Я поднялся на холм и еще раз внимательно осмотрелся вокруг. Над зарослями джиды и турангила покачивались серебристо-сиреневые метелки камыша. Дальше заросли становились выше и гуще, начинался настоящий лес. В вечереющем небе кружились птицы, какие — отсюда не разглядеть.

— Буйна-а-ак! — крикнул я. Голос прозвучал негромко и жалобно. Я набрал полную грудь воздуха и закричал изо всех сил: — Буйна-а-а-к-е-е-ей!

В кустах испуганно шарахнулся какой-то зверек. Я вздрогнул и оглянулся. По верхушкам зарослей было заметно, в какую сторону он удирал. Я проследил его до самой чащи и уже хотел снова крикнуть, как вдруг увидел, что сквозь заросли по направлению ко мне кто-то движется. Почему-то я сразу решил, что это Буйнак.

Она медленно вышла из кустов и остановилась у подножия холма, понуро опустив голову. Такой я еще никогда ее не видел: бока ввалились, шерсть слиплась в клочья, вся в репьях и грязи, глаза тоскливые, уже ни на что не надеющиеся.

Пока я сбегал с холма, Буйнак легла на редкую пожелтевшую траву, уронив голову на передние лапы. За эти несколько часов она словно постарела на десять лет.

Я хотел обнять ее и не решился.

— Хлеба тебе принес, — сказал я, чувствуя себя бесконечно виноватым перед нею.

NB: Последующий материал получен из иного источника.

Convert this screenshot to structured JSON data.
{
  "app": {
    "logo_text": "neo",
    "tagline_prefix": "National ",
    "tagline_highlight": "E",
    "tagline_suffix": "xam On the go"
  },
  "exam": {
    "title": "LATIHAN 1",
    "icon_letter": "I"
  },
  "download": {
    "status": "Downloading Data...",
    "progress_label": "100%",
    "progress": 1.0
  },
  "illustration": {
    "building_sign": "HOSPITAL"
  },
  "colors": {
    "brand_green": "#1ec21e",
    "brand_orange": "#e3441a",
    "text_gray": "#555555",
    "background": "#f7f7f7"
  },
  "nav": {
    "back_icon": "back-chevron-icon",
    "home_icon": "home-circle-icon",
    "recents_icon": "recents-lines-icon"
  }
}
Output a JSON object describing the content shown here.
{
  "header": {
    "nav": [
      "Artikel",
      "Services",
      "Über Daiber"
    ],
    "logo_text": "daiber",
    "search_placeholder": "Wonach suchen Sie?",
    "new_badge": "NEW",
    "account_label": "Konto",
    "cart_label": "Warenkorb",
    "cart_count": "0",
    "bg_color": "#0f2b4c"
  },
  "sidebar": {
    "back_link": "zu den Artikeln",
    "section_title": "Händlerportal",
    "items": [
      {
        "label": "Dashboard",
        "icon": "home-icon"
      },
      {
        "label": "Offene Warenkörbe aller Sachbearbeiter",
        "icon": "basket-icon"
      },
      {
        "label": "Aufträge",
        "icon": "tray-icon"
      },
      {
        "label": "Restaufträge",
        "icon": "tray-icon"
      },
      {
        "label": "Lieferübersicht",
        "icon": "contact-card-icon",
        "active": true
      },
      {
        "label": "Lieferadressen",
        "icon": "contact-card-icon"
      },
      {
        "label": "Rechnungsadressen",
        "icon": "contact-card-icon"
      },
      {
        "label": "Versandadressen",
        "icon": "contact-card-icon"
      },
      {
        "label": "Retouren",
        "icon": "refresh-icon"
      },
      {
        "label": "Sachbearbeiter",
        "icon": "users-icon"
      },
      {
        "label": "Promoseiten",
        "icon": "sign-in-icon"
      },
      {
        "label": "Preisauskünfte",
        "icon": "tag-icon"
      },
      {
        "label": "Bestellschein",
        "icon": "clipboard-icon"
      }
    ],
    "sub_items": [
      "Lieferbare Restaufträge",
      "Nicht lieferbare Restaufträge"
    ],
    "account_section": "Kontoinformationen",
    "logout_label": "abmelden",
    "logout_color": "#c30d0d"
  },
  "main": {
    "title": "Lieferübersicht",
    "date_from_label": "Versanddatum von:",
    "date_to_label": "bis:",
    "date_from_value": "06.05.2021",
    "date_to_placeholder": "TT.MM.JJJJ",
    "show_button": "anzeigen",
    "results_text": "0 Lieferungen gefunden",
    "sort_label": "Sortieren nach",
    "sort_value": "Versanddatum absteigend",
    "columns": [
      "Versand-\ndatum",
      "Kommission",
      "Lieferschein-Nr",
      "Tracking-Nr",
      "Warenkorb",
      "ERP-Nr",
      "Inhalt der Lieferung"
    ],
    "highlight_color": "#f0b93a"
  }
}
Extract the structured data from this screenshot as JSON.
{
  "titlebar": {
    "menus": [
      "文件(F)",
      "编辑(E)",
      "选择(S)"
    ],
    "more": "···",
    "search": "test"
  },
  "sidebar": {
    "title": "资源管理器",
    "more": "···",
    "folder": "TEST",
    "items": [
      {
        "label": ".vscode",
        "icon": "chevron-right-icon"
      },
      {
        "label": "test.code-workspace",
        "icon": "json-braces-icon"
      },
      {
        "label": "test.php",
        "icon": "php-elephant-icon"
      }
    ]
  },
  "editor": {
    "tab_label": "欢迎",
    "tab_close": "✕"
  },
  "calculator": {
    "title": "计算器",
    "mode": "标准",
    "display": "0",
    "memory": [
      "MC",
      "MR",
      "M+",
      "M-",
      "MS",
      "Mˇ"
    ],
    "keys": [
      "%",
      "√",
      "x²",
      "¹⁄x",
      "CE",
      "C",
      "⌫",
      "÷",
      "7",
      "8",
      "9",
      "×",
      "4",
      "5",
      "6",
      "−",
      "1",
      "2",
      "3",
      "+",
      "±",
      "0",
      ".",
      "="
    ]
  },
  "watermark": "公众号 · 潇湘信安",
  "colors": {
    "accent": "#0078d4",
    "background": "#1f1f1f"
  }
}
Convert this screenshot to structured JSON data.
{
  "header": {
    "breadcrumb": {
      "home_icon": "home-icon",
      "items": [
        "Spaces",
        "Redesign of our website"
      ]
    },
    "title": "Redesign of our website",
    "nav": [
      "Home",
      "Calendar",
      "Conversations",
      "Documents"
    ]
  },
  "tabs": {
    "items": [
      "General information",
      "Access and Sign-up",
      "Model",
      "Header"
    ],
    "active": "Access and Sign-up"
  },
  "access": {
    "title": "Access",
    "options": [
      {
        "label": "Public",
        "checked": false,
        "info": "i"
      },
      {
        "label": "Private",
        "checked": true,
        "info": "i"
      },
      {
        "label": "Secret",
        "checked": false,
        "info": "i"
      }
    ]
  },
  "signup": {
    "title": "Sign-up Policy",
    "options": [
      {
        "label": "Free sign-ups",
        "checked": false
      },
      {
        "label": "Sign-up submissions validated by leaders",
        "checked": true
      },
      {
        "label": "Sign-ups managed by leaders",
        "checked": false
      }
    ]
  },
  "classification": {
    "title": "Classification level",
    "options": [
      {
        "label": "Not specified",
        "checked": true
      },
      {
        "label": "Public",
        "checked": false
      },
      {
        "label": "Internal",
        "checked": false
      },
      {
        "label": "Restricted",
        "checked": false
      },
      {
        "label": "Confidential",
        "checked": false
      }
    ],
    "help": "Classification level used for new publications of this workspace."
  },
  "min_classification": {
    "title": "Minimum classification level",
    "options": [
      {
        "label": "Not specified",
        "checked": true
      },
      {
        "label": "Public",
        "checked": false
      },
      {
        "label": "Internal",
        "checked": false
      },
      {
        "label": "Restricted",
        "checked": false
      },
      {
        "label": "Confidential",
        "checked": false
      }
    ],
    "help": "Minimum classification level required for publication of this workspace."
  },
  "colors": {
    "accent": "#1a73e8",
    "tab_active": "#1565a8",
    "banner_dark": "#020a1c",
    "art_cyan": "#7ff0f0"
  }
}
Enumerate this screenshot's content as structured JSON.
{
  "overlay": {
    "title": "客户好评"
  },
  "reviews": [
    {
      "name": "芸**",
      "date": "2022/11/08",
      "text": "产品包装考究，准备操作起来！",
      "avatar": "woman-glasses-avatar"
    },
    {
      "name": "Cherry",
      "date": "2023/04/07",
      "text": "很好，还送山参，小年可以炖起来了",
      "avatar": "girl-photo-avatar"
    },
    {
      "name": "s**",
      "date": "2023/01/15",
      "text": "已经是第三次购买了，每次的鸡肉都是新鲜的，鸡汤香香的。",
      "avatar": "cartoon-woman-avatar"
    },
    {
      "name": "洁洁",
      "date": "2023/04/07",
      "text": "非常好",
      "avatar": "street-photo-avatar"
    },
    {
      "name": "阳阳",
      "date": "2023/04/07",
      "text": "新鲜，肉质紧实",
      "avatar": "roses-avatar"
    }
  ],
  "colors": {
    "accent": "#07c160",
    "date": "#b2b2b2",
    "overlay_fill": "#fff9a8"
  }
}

Буйнак даже не взглянула на меня. Она была права. Многие годы она верой и правдой служила нашей семье, охраняла овец лучше, чем иные пастухи, рожала сторожевых псов, стерегла дом и кочевье, любила нас всех, даже отца, и вот теперь…

Колючий комок подкатил к горлу, мешал мне дышать.

Конечно, Буйнак была права. Ведь мы прогнали ее из дому. Привезли вместе со щенками в тугай и бросили — живи как хочешь. Представляю, что она о нас думает. О нас… Но ведь я не хотел, я…

Буйнак подняла голову, и в глазах ее промелькнуло новое выражение. «Ты не виноват, — казалось, говорили ее глаза. — Я не обижаюсь на тебя».

Я опустился на колени и прижался лицом к ее морде.

— Хочешь, я останусь с вами? Будем вместе жить в тугае.

Буйнак вздохнула и отодвинулась от меня. Теперь в ее глазах были жалость и укоризна. «Глупый, разве люди живут в тутаях? Люди должны жить с людьми. Это нам, собакам, все равно где жить».

— Неправда, — сказал я.

«Правда», — моргнула Буйнак.

Она видела меня насквозь. Ее невозможно было обмануть. Мы оба понимали это.

— Мы останемся друзьями.

«Да».

— Я буду навещать вас.

«Да».

— Часто-часто.

«Нет. Приходи изредка. У тебя будет много своих забот».

Она потянулась ко мне, просунула морду мне под мышку. Некоторое время мы сидели молча. Я чувство вал, как гулко бьется ее сердце. Прошелестел ветер в зарослях. Каркнула, пролетая над нами, ворона. И опять наступила тишина.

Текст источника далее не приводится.